McMillian, the legend goes, exorcised the spirits and bound them to a plot of land 12 miles outside the city limits. Today McMillian’s great-great-grandson Eddie McLaurin, owns the land. McLaurin has turned this tract of land into one of the country’s most popular Halloween attractions, the Woods of Terror.
Located at 5601 North Church Street in Greensboro, the haunt—which is on MSNBC.com’s list of the 20 best Halloween attractions in the United States—features 10 stations of uniquely horrifying experiences that vary from year to year, and the entire attraction takes about an hour to complete. Those visitors brave enough to take on the woods—which, despite the nearly hour drive, still lure Duke students—start in The Tomb, a 2,000-square-foot pitch-black maze. Actors stealthily walk around the maze and periodically scream at the people walking blindly through the maze.

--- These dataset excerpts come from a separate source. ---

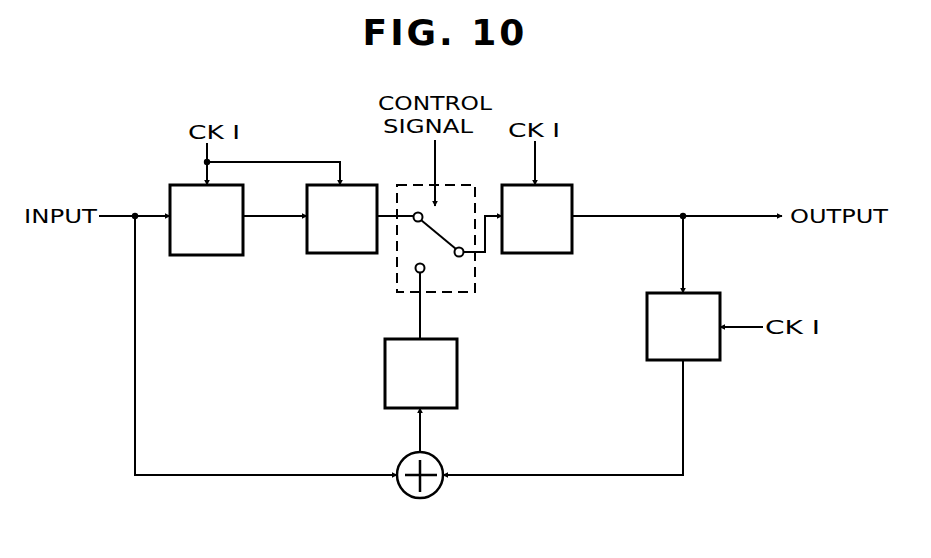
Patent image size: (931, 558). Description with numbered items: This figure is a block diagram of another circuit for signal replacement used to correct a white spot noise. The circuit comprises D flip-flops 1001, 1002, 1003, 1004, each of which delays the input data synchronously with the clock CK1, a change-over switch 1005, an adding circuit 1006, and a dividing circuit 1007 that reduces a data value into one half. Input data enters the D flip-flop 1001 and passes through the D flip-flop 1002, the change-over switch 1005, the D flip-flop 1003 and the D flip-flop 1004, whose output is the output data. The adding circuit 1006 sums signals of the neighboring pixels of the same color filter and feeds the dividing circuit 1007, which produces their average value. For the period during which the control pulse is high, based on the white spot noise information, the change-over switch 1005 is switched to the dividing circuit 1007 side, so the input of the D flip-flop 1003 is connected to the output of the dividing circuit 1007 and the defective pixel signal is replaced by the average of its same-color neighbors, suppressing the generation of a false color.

The D flip-flop 1001 is at (207, 255).
The D flip-flop 1002 is at (340, 253).
The D flip-flop 1003 is at (572, 204).
The D flip-flop 1004 is at (720, 350).
The change-over switch 1005 is at (477, 282).
The adding circuit 1006 is at (438, 457).
The dividing circuit 1007 is at (457, 390).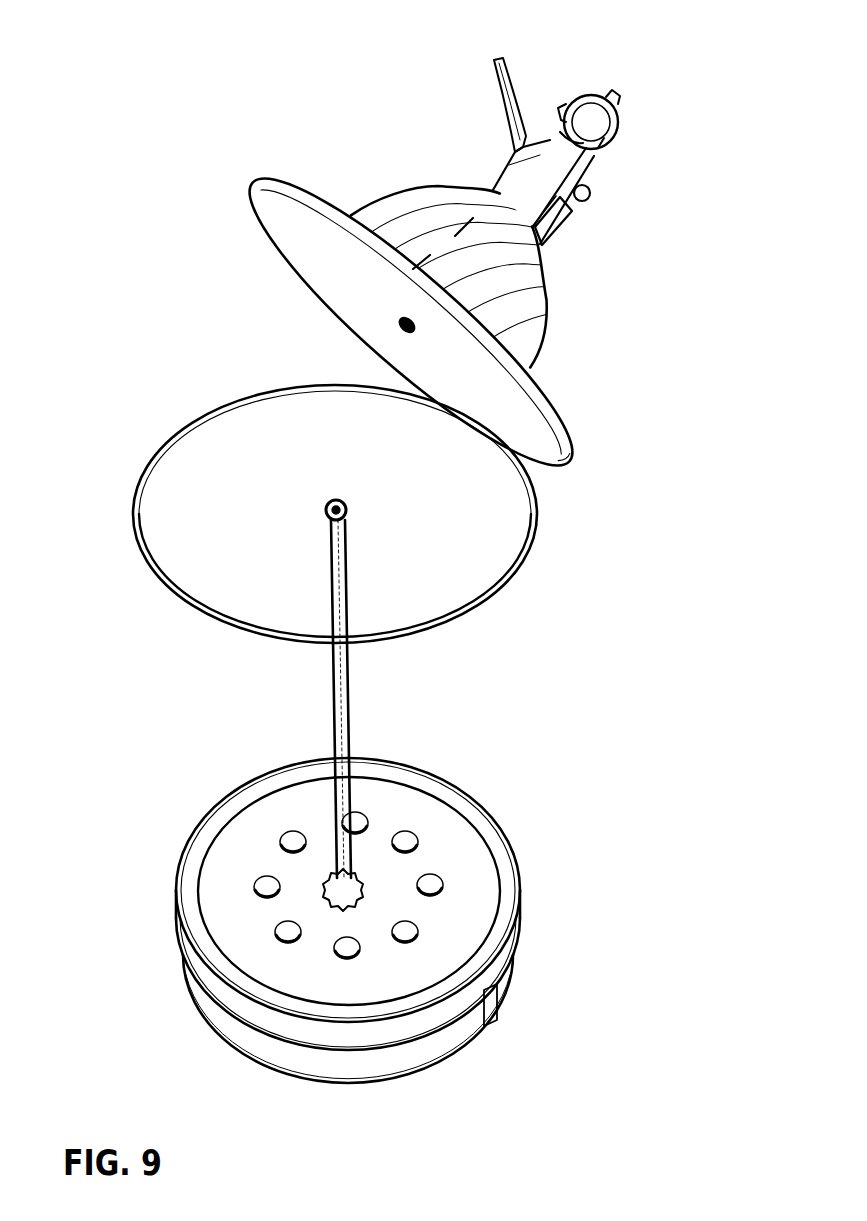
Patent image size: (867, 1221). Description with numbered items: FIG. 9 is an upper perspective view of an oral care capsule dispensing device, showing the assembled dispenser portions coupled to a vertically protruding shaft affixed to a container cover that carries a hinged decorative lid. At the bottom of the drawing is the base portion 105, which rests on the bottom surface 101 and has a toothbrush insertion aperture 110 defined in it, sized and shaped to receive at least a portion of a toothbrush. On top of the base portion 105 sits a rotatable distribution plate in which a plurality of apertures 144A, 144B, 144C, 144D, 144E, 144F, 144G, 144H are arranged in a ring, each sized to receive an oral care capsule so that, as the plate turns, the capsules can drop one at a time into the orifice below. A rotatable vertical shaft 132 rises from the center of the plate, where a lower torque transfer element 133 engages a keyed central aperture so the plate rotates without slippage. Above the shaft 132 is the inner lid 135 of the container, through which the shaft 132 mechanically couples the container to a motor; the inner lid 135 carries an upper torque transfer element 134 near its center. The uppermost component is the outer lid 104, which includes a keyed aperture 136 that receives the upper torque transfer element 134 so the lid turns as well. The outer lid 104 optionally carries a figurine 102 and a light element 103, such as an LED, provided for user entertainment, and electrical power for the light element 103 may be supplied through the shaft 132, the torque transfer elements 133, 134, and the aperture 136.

The bottom surface 101 is at (367, 1086).
The figurine 102 is at (401, 192).
The light element 103 is at (619, 95).
The outer lid 104 is at (551, 400).
The base portion 105 is at (238, 1040).
The toothbrush insertion aperture 110 is at (498, 1013).
The rotatable vertical shaft 132 is at (329, 669).
The lower torque transfer element 133 is at (337, 873).
The upper torque transfer element 134 is at (328, 513).
The inner lid 135 is at (517, 567).
The aperture 136 is at (398, 323).
The aperture 144A is at (433, 882).
The aperture 144B is at (408, 932).
The aperture 144C is at (340, 956).
The aperture 144D is at (275, 928).
The aperture 144E is at (261, 880).
The aperture 144F is at (283, 835).
The aperture 144G is at (357, 820).
The aperture 144H is at (408, 836).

Thrill-seekers then venture through the Tour of Terror, the Backwoods Slaughter House and the Hillbilly Hayride before they arrive at an attraction that is literally straight out of the movies. The Killing Fields recreates a scene from the Hollywood film Jeepers Creepers. Ticketholders walk through a school bus where monsters from the film appear and chase everyone through a giant cornfield.

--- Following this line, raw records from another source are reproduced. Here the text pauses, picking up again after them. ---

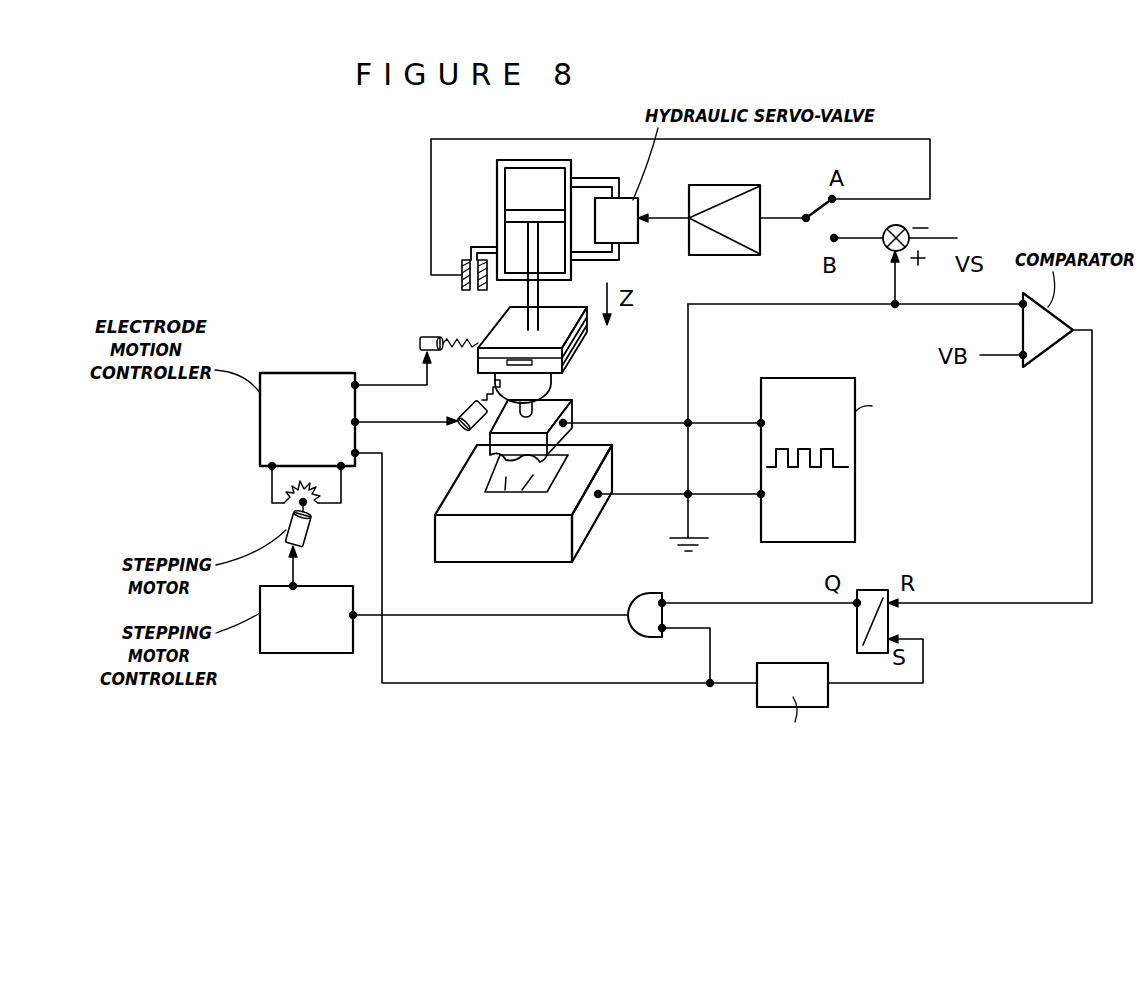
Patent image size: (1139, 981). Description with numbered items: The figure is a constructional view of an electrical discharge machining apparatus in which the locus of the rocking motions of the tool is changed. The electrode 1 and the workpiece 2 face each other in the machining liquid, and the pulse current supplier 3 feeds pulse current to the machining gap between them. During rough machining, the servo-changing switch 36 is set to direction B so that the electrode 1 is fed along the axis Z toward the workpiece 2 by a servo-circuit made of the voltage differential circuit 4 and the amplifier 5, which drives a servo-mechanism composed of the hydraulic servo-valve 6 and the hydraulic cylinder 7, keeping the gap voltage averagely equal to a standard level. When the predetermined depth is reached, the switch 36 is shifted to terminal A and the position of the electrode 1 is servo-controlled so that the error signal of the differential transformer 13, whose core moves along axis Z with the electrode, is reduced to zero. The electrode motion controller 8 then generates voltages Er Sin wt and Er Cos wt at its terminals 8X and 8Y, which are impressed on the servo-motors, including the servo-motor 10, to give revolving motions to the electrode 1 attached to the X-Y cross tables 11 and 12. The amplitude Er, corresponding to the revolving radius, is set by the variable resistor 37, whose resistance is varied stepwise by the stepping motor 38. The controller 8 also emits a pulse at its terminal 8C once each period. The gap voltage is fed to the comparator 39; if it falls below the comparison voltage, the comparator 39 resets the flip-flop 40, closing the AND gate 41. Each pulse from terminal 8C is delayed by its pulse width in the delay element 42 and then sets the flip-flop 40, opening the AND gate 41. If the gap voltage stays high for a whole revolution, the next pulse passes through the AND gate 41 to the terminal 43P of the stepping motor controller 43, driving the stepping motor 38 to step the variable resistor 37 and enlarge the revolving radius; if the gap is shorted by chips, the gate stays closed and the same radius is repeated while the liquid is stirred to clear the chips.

The electrode 1 is at (568, 415).
The workpiece 2 is at (602, 481).
The pulse current supplier 3 is at (832, 490).
The voltage differential circuit 4 is at (908, 226).
The amplifier 5 is at (710, 243).
The hydraulic servo-valve 6 is at (603, 198).
The hydraulic cylinder 7 is at (535, 185).
The electrode motion controller 8 is at (283, 372).
The terminal 8X is at (358, 382).
The terminal 8Y is at (357, 421).
The terminal 8C is at (357, 452).
The servo-motor 10 is at (461, 425).
The X-Y cross table 11 is at (480, 360).
The X-Y cross table 12 is at (575, 345).
The differential transformer 13 is at (462, 268).
The servo-changing switch 36 is at (821, 224).
The variable resistor 37 is at (297, 497).
The stepping motor 38 is at (308, 526).
The comparator 39 is at (1043, 352).
The flip-flop 40 is at (866, 588).
The AND gate 41 is at (640, 615).
The delay element 42 is at (790, 680).
The stepping motor controller 43 is at (278, 643).
The terminal 43P is at (356, 618).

“I think I sprinted through the corn stalks,” senior Kristen Markham said. “I don’t even remember because I was so scared. All I knew was there was a guy with a chainsaw right behind me.”
Participants then walk through the Heavy Metal Nightmare, the Funhouse of Fear, the 3-D Experience and the 3-D Vortex, a tunnel that makes those walking through feel like they are turning sideways.
“I really liked the 3-D Vortex,” senior Curtis Asbury said. “Even though I knew it was an illusion, I still had a tough time walking straight.”
For all the fun of the haunting experience, senior Mary Jordan Mullinax said some parts were a little too creepy for her.
“Starting at the funhouse, this scary clown started following me,” Mullinax said. “But he was right behind me, breathing on my neck for almost five minutes. I thought that was a little obnoxious.”
In addition to creating a large-scale Halloween adventure, McLaurin attempts to spread the teachings of Jesus Christ with a video at the entrance to the Woods of Terror and then upon visitors’ exit by handing out Christian literature.
“Woods of Terror has worked hard to spread the Gospel where quite frankly, no man has gone before,” McLaurin wrote on the Woods of Terror website. “The last place you would expect to hear about the plan of salvation would be at a haunted attraction. This is why I have tried to network with local youth groups to get them involved and to give them a bit of something fun to do at the same time.”
In the end, most were pleased with the 2004 version of the Woods of Terror.
“I would recommend it,” Asbury said. “It was a good value and it was worth the drive. I’m glad I had two girls with me because it made it scarier because they were screaming the whole time.”